Наиболее близким к заявляемым пептидам по структуре и антимикробным свойствам является пептид магайнин 2 из кожи лягушки Xenopus laevis [Zasloff M. Magainins, a class of antimicrobial peptides from Xenopus skin: isolation, characterization of two active forms, and partial cDNA sequence of a precursor. // Proc. Natl. Acad. Sci. U.S.A. - 1987. - Vol.84. - P.5449-5453].
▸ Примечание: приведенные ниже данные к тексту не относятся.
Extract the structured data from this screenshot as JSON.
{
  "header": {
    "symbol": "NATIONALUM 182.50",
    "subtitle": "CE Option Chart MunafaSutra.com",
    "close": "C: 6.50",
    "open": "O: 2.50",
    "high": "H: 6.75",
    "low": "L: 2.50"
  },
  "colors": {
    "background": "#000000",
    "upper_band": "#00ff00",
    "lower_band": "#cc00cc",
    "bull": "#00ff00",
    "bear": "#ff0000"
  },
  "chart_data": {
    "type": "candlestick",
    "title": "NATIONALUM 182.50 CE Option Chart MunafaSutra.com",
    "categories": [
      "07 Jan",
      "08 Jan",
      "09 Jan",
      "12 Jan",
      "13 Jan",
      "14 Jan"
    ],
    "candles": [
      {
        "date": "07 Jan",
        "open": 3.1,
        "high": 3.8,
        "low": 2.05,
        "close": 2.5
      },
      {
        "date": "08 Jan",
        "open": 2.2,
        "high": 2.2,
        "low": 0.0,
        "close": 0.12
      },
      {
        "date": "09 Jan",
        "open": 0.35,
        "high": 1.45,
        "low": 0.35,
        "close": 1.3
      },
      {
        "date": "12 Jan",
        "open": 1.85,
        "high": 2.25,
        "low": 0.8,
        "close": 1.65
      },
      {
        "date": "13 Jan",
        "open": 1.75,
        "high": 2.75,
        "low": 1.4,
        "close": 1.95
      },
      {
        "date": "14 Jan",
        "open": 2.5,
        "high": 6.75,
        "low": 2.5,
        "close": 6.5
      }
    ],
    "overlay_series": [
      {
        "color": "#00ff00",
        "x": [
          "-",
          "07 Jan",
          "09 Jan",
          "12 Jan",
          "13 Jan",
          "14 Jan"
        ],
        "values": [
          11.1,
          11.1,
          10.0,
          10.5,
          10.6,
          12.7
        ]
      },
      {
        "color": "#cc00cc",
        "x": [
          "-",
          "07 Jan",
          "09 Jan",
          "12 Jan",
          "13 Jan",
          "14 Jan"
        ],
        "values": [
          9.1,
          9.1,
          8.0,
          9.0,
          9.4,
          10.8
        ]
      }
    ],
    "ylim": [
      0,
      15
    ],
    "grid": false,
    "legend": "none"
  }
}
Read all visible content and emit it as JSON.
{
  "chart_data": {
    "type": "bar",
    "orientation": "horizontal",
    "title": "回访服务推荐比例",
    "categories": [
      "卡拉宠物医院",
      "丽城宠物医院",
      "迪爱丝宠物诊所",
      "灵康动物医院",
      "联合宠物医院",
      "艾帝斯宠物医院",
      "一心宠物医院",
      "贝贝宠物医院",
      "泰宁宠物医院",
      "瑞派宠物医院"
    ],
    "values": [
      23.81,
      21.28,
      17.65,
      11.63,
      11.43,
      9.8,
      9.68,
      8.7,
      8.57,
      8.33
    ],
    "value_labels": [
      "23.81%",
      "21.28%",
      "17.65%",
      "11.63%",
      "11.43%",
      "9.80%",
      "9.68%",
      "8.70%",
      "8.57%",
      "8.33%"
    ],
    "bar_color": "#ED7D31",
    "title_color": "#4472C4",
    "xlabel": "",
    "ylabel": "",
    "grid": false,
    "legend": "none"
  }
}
Этот линейный пептид, приобретающий α-спиральную конформацию при контакте с мембранами, состоит из 23 аминокислотных остатков, полностью ингибирует рост ряда бактерий в концентрациях 2-40 мкМ и не проявляет гемолитической активности при 60 мкМ.

Изобретение решает задачу расширения ассортимента антимикробных пептидов.

Поставленная задача решается за счет структуры пептида латарцина, имеющего следующую аминокислотную последовательность:

H2N-Gly1-Phe2-Phe3-Gly4-Lys5-Met6-Lys7-Glu8-Tyr9-Phe10-Lys11-Lysl2-X13-Glyl4-Alal5-Serl6-Phe17-Lys18-Arg19-Arg20-Phe21-Ala22-Asn23-Leu24-Lys25-Lys26-Arg27-Leu27-NH2,

где Х является остатком фенилаланина Phe13 (латарцин-5, LtAMP-5) или триптофана Trp13 (латарцин-5а, LtAMP-5a).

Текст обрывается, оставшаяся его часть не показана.